Reviewed: Enter Shikari – Nothing Is True And Everything Is Possible

Released: 17th April 2020

Rating: 4/5

Every album Enter Shikari release sounds completely different to the previous one, and never sounds like any other artist either. This theme very much continues on album number six, the truly ridiculous Nothing Is True And Everything Is Possible. The album’s 45 minute running time contains almost every genre under the sun, something few bands would attempt and even fewer would manage to pull off. Shikari pull it off magnificently. An album of this magnitude requires a huge amount of confidence and ambition to even attempt to create – fortunately, Shikari have these traits in abundance.

Nothing Is True sees frontman Rou Reynolds taking over production duties for the first time on an album. The creative powerhouse behind the band, this step up allows us to delve even deeper into his thought process and see the inner workings of his mind. While his imprint can be heard on every Shikari release, this one feels much more personal. It becomes apparent the thought process that goes into every decision, every sound that is heard, and how this truly is his baby more than any previous album.

Shikari are well-known for their progression on every album, always looking forward, incorporating new sounds and fresh ideas into their music. Nothing Is True is the first time the band has actively looked back as well as forward, meaning there are more than a few nods to all their previous albums. The trance synths of 2007’s debut Take To The Skies and crisp dance keyboards from 2009’s Common Dreads are back with a bang on opener THE GREAT UNKNOWN, along with elements of 2015’s The Mindsweep. Shikari are incredibly consistent when it comes to powerful album openings, and this one is no exception. There’s a new level of directness here though, throwing you into the deep end of this unique experience.

Track two is one of the most normally named on the album, Cross The Rubicon, and is a complete departure from the opener to much poppier affair. Despite a nostalgic synth tribute to the song Labyrinth, this song is one of the simpler ones on the album and doesn’t showcase the band’s true ability. That ability is front and centre on follow track, lead single, { The Dreamer’s Hotel }. It’s percussion-heavy, chaotic, humorous, and will have you moving.

Soon we get to the first real album highlight, modern living… – a bold, catchy, power pop tune with an irresistible chant. It’s a daring move for Shikari, but they own it, and do so in style. This is followed by the pressure’s on., a dreamy, melodic number that could easily slip into the middle of 2017’s The Spark.

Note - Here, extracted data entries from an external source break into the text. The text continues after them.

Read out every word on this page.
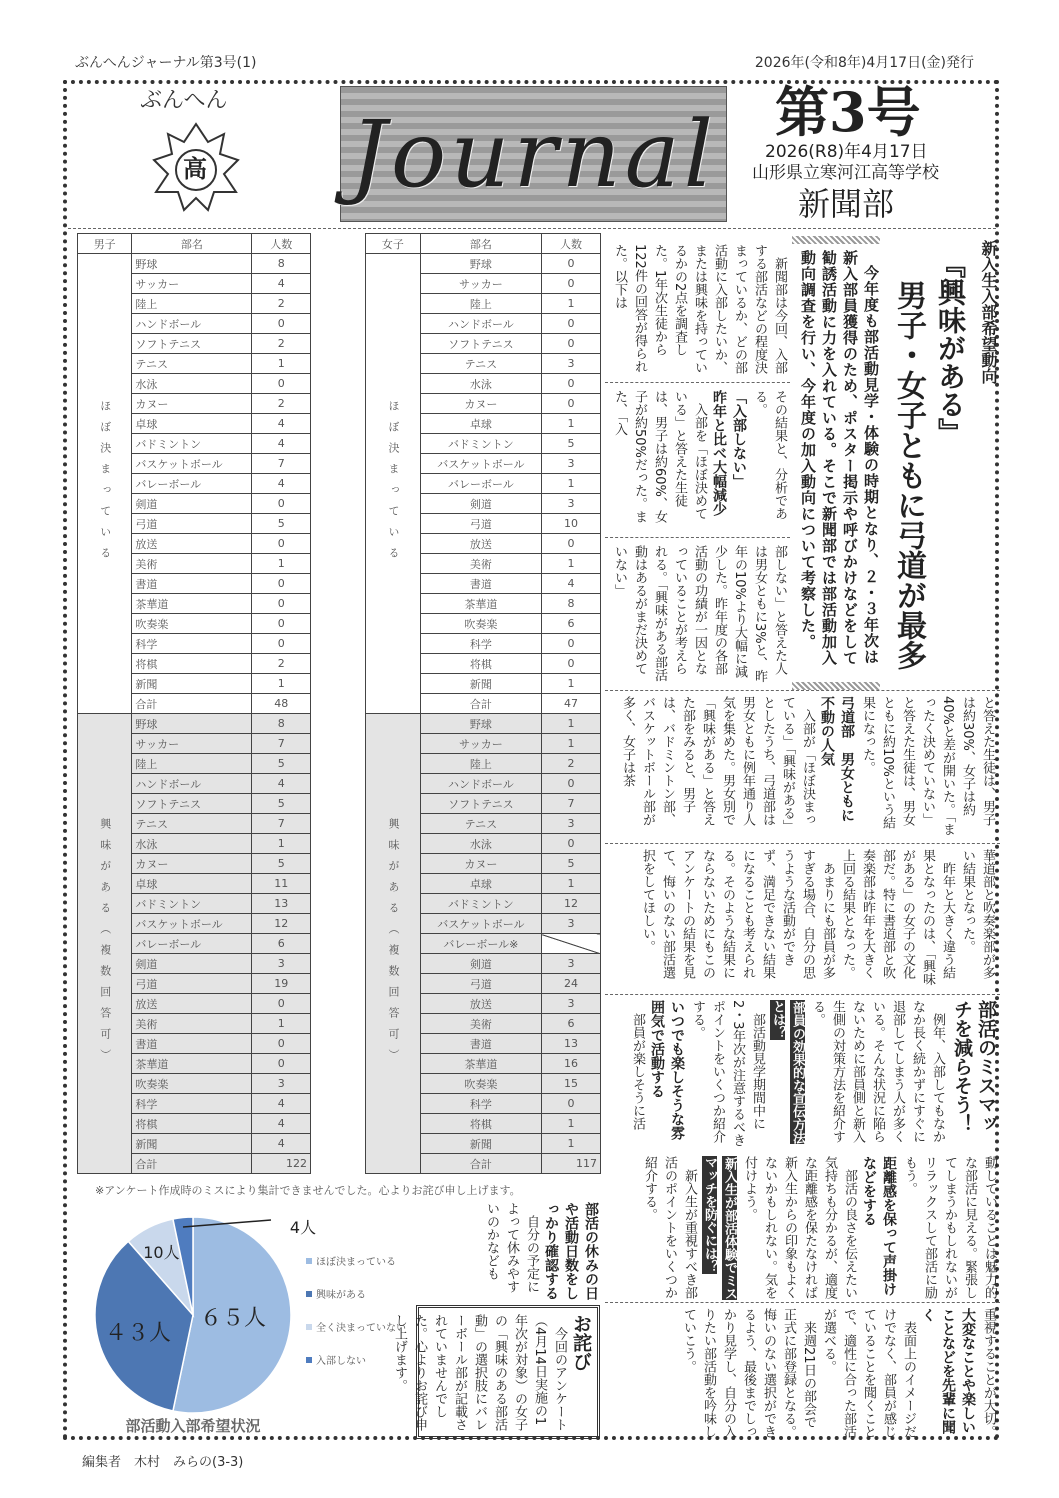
ぶんへんジャーナル第3号(1)	2026年(令和8年)4月17日(金)発行
ぶんへん
高 Journal 第3号
2026(R8)年4月17日
山形県立寒河江高等学校
新聞部
男子	部名	人数
ほぼ決まっている	野球	8
	サッカー	4
	陸上	2
	ハンドボール	0
	ソフトテニス	2
	テニス	1
	水泳	0
	カヌー	2
	卓球	4
	バドミントン	4
	バスケットボール	7
	バレーボール	4
	剣道	0
	弓道	5
	放送	0
	美術	1
	書道	0
	茶華道	0
	吹奏楽	0
	科学	0
	将棋	2
	新聞	1
	合計	48
興味がある（複数回答可）	野球	8
	サッカー	7
	陸上	5
	ハンドボール	4
	ソフトテニス	5
	テニス	7
	水泳	1
	カヌー	5
	卓球	11
	バドミントン	13
	バスケットボール	12
	バレーボール	6
	剣道	3
	弓道	19
	放送	0
	美術	1
	書道	0
	茶華道	0
	吹奏楽	3
	科学	4
	将棋	4
	新聞	4
	合計	122
女子	部名	人数
ほぼ決まっている	野球	0
	サッカー	0
	陸上	1
	ハンドボール	0
	ソフトテニス	0
	テニス	3
	水泳	0
	カヌー	0
	卓球	1
	バドミントン	5
	バスケットボール	3
	バレーボール	1
	剣道	3
	弓道	10
	放送	0
	美術	1
	書道	4
	茶華道	8
	吹奏楽	6
	科学	0
	将棋	0
	新聞	1
	合計	47
興味がある（複数回答可）	野球	1
	サッカー	1
	陸上	2
	ハンドボール	0
	ソフトテニス	7
	テニス	3
	水泳	0
	カヌー	5
	卓球	1
	バドミントン	12
	バスケットボール	3
	バレーボール※	
	剣道	3
	弓道	24
	放送	3
	美術	6
	書道	13
	茶華道	16
	吹奏楽	15
	科学	0
	将棋	1
	新聞	1
	合計	117
※アンケート作成時のミスにより集計できませんでした。心よりお詫び申し上げます。
６５人
４３人
10人
4人
ほぼ決まっている
興味がある
全く決まっていない
入部しない
部活動入部希望状況
新入生入部希望動向
『興味がある』
男子・女子ともに弓道が最多

今年度も部活動見学・体験の時期となり、２・３年次は新入部員獲得のため、ポスター掲示や呼びかけなどをして勧誘活動に力を入れている。そこで新聞部では部活動加入動向調査を行い、今年度の加入動向について考察した。

新聞部は今回、入部する部活などの程度決まっているか、どの部活動に入部したいか、または興味を持っているかの2点を調査した。1年次生徒から122件の回答が得られた。以下は

その結果と、分析である。

「入部しない」

昨年と比べ大幅減少

入部を「ほぼ決めている」と答えた生徒は、男子は約60%、女子が約50%だった。また、「入

部しない」と答えた人は男女ともに3%と、昨年の10%より大幅に減少した。昨年度の各部活動の功績が一因となっていることが考えられる。「興味がある部活動はあるがまだ決めていない」

と答えた生徒は、男子は約30%、女子は約40%と差が開いた。「まったく決めていない」と答えた生徒は、男女ともに約10%という結果になった。

弓道部　男女ともに

不動の人気

入部が「ほぼ決まっている」「興味がある」としたうち、弓道部は男女ともに例年通り人気を集めた。男女別で「興味がある」と答えた部をみると、男子は、バドミントン部、バスケットボール部が多く、女子は茶

華道部と吹奏楽部が多い結果となった。

昨年と大きく違う結果となったのは、「興味がある」の女子の文化部だ。特に書道部と吹奏楽部は昨年を大きく上回る結果となった。

あまりにも部員が多すぎる場合、自分の思うような活動ができず、満足できない結果になることも考えられる。そのような結果にならないためにもこのアンケートの結果を見て、悔いのない部活選択をしてほしい。

部活のミスマッチを減らそう！

例年、入部してもなかなか長く続かずにすぐに退部してしまう人が多くいる。そんな状況に陥らないために部員側と新入生側の対策方法を紹介する。

部員の効果的な宣伝方法とは？

部活動見学期間中に2・3年次が注意するべきポイントをいくつか紹介する。

いつでも楽しそうな雰囲気で活動する

部員が楽しそうに活

動していることは魅力的な部活に見える。緊張してしまうかもしれないがリラックスして部活に励もう。

距離感を保って声掛けなどをする

部活の良さを伝えたい気持ちも分かるが、適度な距離感を保たなければ新入生からの印象もよくないかもしれない。気を付けよう。

新入生が部活体験でミスマッチを防ぐには？

新入生が重視すべき部活のポイントをいくつか紹介する。

部活の休みの日や活動日数をしっかり確認する

自分の予定によって休みやすいのかなども

重視することが大切。

大変なことや楽しいことなどを先輩に聞く

表面上のイメージだけでなく、部員が感じていることを聞くことで、適性に合った部活が選べる。

来週21日の部会で正式に部登録となる。悔いのない選択ができるよう、最後までしっかり見学し、自分の入りたい部活動を吟味していこう。

お詫び

今回のアンケート（4月14日実施の1年次が対象）の女子の「興味のある部活動」の選択肢にバレーボール部が記載されていませんでした。心よりお詫び申し上げます。

編集者　木村　みらの(3-3)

The album includes a smattering of interludes, one of which is Reprise 3, a slow piano piece that transitions beautifully into T.I.N.A, as the trance synths take hold on one of the album’s heavier moments. This is followed by another standout moment, Elegy For Extinction, a classically-inspired piece featuring the full brute of the City Of Prague Philharmonic Orchestra. It’s a move that only Shikari could get away with attempting, and they manage to pull it off. The ambition of it further goes to prove Reynolds’ songwriting depth and maturity. Is there anything he can’t do?

Marionettes I and II are reminiscent of Havoc A and B from Common Dreads. They grip you excellently as they capture the mood of the world today. They’re followed by another highlight, the simply beautiful satellites * *. One of the most melodic songs on the album, it’s dreamy and packed with emotion and life. A definitive Enter Shikari song.

Upbeat thē kĭñg channels ska-punk vibes with its triumphant trumpet fanfare, before the album winds down on closing track Waltzing Off The Face Of The Earth (II. Piangevole). It’s a fitting end to a whirlwind album.

There’s something for everyone here and few will be disappointed. It’s far from the heaviest work Shikari have released, but it’s unlikely many will care too much about this. In addition to this, Reynolds’ doesn’t showcase his enormously versatile voice as much as fans know he can, with little in the way of screaming, but what he does show, he shows brilliantly. Nothing Is True And Everything Is Possible cements Enter Shikari as one of the most unique bands in the music industry. Their DIY approach and sound are to be admired, and the industry would be a lot less interesting without them.